ここでいう「合計所得金額」とは、年金収入から公的年金等控除などを差し引いた後の金額を指します。
今回は、公的年金を月額15万円(年額180万円)受け取っている単身シニアの方を例に考えてみましょう。この場合、各種控除を適用した後の合計所得金額は約70万円となり、市町村民税が課税されるのが一般的です。この条件で、大阪市と豊中市の保険料を比較します。
3.1 大阪市の場合
大阪市の第9期基準額(月額)は9249円(年額11万988円)と、全国でも特に高い水準です。今回のモデルケース(本人が市町村民税課税で合計所得金額125万円以下)は「第7段階」に該当し、基準額の1.10倍の保険料がかかります。これにより、年額は12万2087円、月額では約1万174円となります。
3.2 豊中市の場合
一方、同じ大阪府内でも豊中市の第9期基準額(月額)は6998円(年額8万3976円)です。
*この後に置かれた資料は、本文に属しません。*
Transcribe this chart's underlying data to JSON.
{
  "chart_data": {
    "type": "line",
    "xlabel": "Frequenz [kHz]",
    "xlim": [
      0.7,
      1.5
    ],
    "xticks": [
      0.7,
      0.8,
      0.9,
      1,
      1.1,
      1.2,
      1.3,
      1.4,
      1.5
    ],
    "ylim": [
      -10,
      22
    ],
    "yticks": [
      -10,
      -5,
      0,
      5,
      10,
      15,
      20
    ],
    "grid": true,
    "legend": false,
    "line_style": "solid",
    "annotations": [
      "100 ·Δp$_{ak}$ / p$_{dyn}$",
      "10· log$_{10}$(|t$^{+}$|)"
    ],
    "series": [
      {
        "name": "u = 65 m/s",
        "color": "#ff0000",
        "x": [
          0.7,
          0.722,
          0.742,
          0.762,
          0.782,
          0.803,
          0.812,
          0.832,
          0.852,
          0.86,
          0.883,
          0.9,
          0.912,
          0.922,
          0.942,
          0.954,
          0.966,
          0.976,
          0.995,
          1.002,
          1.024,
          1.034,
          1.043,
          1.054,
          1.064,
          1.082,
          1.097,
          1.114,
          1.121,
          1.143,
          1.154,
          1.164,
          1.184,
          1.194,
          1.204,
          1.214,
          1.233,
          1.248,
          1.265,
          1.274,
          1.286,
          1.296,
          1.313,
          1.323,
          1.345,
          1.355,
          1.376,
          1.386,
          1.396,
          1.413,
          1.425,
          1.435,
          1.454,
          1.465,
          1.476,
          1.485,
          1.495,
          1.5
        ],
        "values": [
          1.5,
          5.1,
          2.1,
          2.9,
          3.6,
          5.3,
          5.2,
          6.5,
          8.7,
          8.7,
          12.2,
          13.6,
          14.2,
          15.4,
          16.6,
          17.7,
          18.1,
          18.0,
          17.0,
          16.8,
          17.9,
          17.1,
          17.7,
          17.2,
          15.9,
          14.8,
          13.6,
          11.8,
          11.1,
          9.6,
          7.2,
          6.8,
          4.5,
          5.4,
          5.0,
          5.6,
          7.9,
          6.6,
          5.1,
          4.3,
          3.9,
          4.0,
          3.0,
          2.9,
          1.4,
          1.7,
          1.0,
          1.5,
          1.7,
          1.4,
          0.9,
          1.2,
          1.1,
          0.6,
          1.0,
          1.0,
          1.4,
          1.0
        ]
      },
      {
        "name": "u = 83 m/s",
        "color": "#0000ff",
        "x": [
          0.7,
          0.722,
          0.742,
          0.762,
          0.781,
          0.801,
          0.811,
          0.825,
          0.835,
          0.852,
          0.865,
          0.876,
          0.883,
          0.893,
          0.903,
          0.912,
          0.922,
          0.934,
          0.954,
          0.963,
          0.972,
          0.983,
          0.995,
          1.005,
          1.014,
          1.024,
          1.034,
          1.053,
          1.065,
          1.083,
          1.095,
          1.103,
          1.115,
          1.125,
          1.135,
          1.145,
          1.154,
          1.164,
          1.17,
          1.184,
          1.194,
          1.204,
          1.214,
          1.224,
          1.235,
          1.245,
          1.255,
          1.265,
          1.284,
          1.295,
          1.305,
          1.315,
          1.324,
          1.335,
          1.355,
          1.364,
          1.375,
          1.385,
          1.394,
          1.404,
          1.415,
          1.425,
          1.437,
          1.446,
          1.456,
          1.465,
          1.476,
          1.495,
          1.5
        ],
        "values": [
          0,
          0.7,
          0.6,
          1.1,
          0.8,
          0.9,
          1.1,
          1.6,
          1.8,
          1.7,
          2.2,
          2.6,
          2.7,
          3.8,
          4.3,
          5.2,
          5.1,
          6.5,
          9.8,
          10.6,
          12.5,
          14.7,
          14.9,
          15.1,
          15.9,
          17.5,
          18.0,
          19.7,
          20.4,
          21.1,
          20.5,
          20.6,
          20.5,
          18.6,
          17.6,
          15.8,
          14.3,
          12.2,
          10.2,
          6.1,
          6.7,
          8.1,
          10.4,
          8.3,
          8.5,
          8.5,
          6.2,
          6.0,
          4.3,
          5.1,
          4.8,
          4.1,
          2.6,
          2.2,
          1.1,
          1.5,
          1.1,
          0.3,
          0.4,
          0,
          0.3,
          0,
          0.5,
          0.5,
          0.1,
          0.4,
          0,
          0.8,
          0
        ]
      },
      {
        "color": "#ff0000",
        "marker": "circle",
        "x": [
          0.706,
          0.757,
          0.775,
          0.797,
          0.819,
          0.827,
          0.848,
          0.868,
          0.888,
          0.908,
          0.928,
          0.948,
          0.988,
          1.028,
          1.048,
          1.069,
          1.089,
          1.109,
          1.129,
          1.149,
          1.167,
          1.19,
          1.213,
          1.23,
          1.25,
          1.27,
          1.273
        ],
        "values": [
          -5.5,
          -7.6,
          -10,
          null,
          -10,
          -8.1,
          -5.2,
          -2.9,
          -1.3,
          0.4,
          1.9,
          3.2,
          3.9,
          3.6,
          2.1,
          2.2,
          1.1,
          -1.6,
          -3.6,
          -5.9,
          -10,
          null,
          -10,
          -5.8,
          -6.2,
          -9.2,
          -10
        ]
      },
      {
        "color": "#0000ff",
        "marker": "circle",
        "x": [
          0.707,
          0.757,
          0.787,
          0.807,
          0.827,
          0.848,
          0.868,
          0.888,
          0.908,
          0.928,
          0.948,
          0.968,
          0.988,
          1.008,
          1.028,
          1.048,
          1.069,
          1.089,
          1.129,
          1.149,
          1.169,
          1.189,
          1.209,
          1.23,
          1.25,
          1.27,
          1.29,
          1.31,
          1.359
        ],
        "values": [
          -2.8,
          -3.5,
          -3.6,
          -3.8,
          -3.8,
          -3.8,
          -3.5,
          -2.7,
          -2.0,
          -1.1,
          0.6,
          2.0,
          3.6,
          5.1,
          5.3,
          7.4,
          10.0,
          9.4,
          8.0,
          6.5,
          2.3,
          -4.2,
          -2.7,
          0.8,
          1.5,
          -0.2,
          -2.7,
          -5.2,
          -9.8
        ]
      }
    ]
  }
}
モデルケース(本人が市民税課税で合計所得金額120万円未満)は「第6段階」に分類され、保険料率は基準額の1.2倍です。計算すると、年額は10万771円、月額では8398円になります。
3.3 2つの市を比べると…
年金収入は全く同じ条件にもかかわらず、大阪市と豊中市では毎月約1776円もの差が生まれることになります。
これを年間に換算すると、約2万1300円もの違いです。
同じ大阪府内でも、これだけの負担差が生じるのが実情です。